Teams of scientists and engineers have been awarded contracts worth more than £500,000 to develop new satellite technologies for observing the Earth from space.
The Centre for Earth Observation Instrumentation (CEOI), with funding from the UK Space Agency, has awarded contracts to eight industrial and academic teams around the UK.
According to a statement, the two largest projects will involve the development of technologies for measuring the make-up of the Earth’s atmosphere, providing data for use by climatologists and for the next generation of weather-forecasting satellites.
The first will be led by RAL Space, part of the Science and Technology Facilities Council’s Rutherford Appleton Laboratory, and the second by Astrium.

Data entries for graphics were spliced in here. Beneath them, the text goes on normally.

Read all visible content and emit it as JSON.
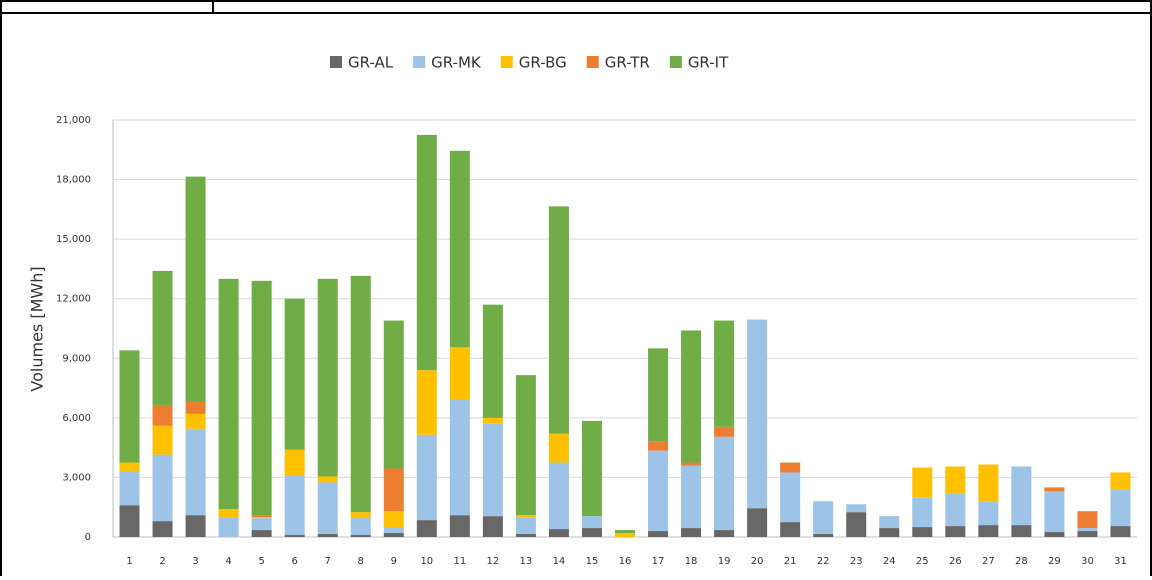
{
  "chart_data": {
    "type": "bar",
    "stacked": true,
    "y_label": "Volumes [MWh]",
    "legend": "top",
    "grid": true,
    "categories": [
      "1",
      "2",
      "3",
      "4",
      "5",
      "6",
      "7",
      "8",
      "9",
      "10",
      "11",
      "12",
      "13",
      "14",
      "15",
      "16",
      "17",
      "18",
      "19",
      "20",
      "21",
      "22",
      "23",
      "24",
      "25",
      "26",
      "27",
      "28",
      "29",
      "30",
      "31"
    ],
    "series": [
      {
        "name": "GR-AL",
        "color": "#676767",
        "values": [
          1600,
          800,
          1100,
          0,
          350,
          100,
          150,
          100,
          200,
          850,
          1100,
          1050,
          150,
          400,
          450,
          0,
          300,
          450,
          350,
          1450,
          750,
          150,
          1250,
          450,
          500,
          550,
          600,
          600,
          250,
          300,
          550
        ]
      },
      {
        "name": "GR-MK",
        "color": "#9dc3e6",
        "values": [
          1700,
          3350,
          4350,
          1000,
          600,
          3000,
          2600,
          850,
          300,
          4300,
          5800,
          4650,
          850,
          3350,
          600,
          0,
          4050,
          3150,
          4700,
          9500,
          2500,
          1650,
          400,
          600,
          1500,
          1650,
          1200,
          2950,
          2050,
          150,
          1850
        ]
      },
      {
        "name": "GR-BG",
        "color": "#ffc000",
        "values": [
          450,
          1450,
          750,
          400,
          50,
          1300,
          300,
          300,
          800,
          3250,
          2650,
          300,
          100,
          1450,
          0,
          200,
          0,
          0,
          0,
          0,
          0,
          0,
          0,
          0,
          1500,
          1350,
          1850,
          0,
          0,
          0,
          850
        ]
      },
      {
        "name": "GR-TR",
        "color": "#ed7d31",
        "values": [
          0,
          1050,
          600,
          0,
          100,
          0,
          0,
          0,
          2150,
          0,
          0,
          0,
          0,
          0,
          0,
          0,
          450,
          150,
          500,
          0,
          500,
          0,
          0,
          0,
          0,
          0,
          0,
          0,
          200,
          850,
          0
        ]
      },
      {
        "name": "GR-IT",
        "color": "#70ad47",
        "values": [
          5650,
          6750,
          11350,
          11600,
          11800,
          7600,
          9950,
          11900,
          7450,
          11850,
          9900,
          5700,
          7050,
          11450,
          4800,
          150,
          4700,
          6650,
          5350,
          0,
          0,
          0,
          0,
          0,
          0,
          0,
          0,
          0,
          0,
          0,
          0
        ]
      }
    ],
    "ylim": [
      0,
      21000
    ],
    "yticks": [
      0,
      {
        "value": 3000,
        "label": "3,000"
      },
      {
        "value": 6000,
        "label": "6,000"
      },
      {
        "value": 9000,
        "label": "9,000"
      },
      {
        "value": 12000,
        "label": "12,000"
      },
      {
        "value": 15000,
        "label": "15,000"
      },
      {
        "value": 18000,
        "label": "18,000"
      },
      {
        "value": 21000,
        "label": "21,000"
      }
    ]
  }
}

RAL Space will test novel instrument technology that will be used to measure the effect on the climate of biomass burning and industrial pollution.

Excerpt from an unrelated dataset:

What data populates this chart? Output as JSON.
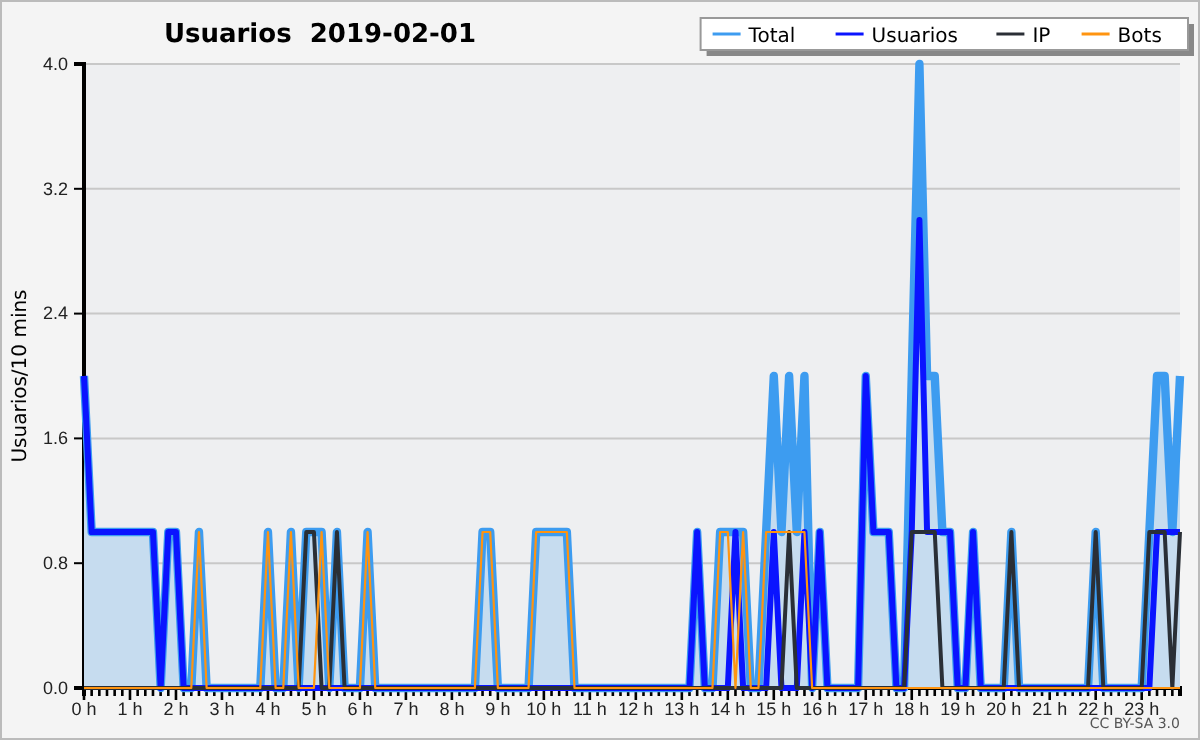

The tests will also check that the technology can survive the severe vibration that it will experience during launch and that it will continue to work properly at both the extreme temperatures and vacuum of space.
Astrium will lead a team — including JCR Systems, RAL Space and Systems Engineering & Assessment — that will develop instrument technologies designed to improve numerical weather forecasting by monitoring natural microwave emissions from precipitation, cloud ice and water vapour in the atmosphere and sea surface parameters such as temperature, wind and sea ice.
The measurements are expected to improve the accuracy of the computer modelling carried out by meteorologists for weather forecasting and is also important for oceanography and climate prediction.
Another climate-related project will help to measure the amount of carbon dioxide extracted from the atmosphere by trees and stored in forests.
Heriot-Watt University will look at how a space-based laser, using multiple wavelengths or colours, can be used to make global measurements of forests, including looking for changes occurring as a result of large-scale fires and deforestation.
Five other projects will help to develop seedcorn ideas for future space missions.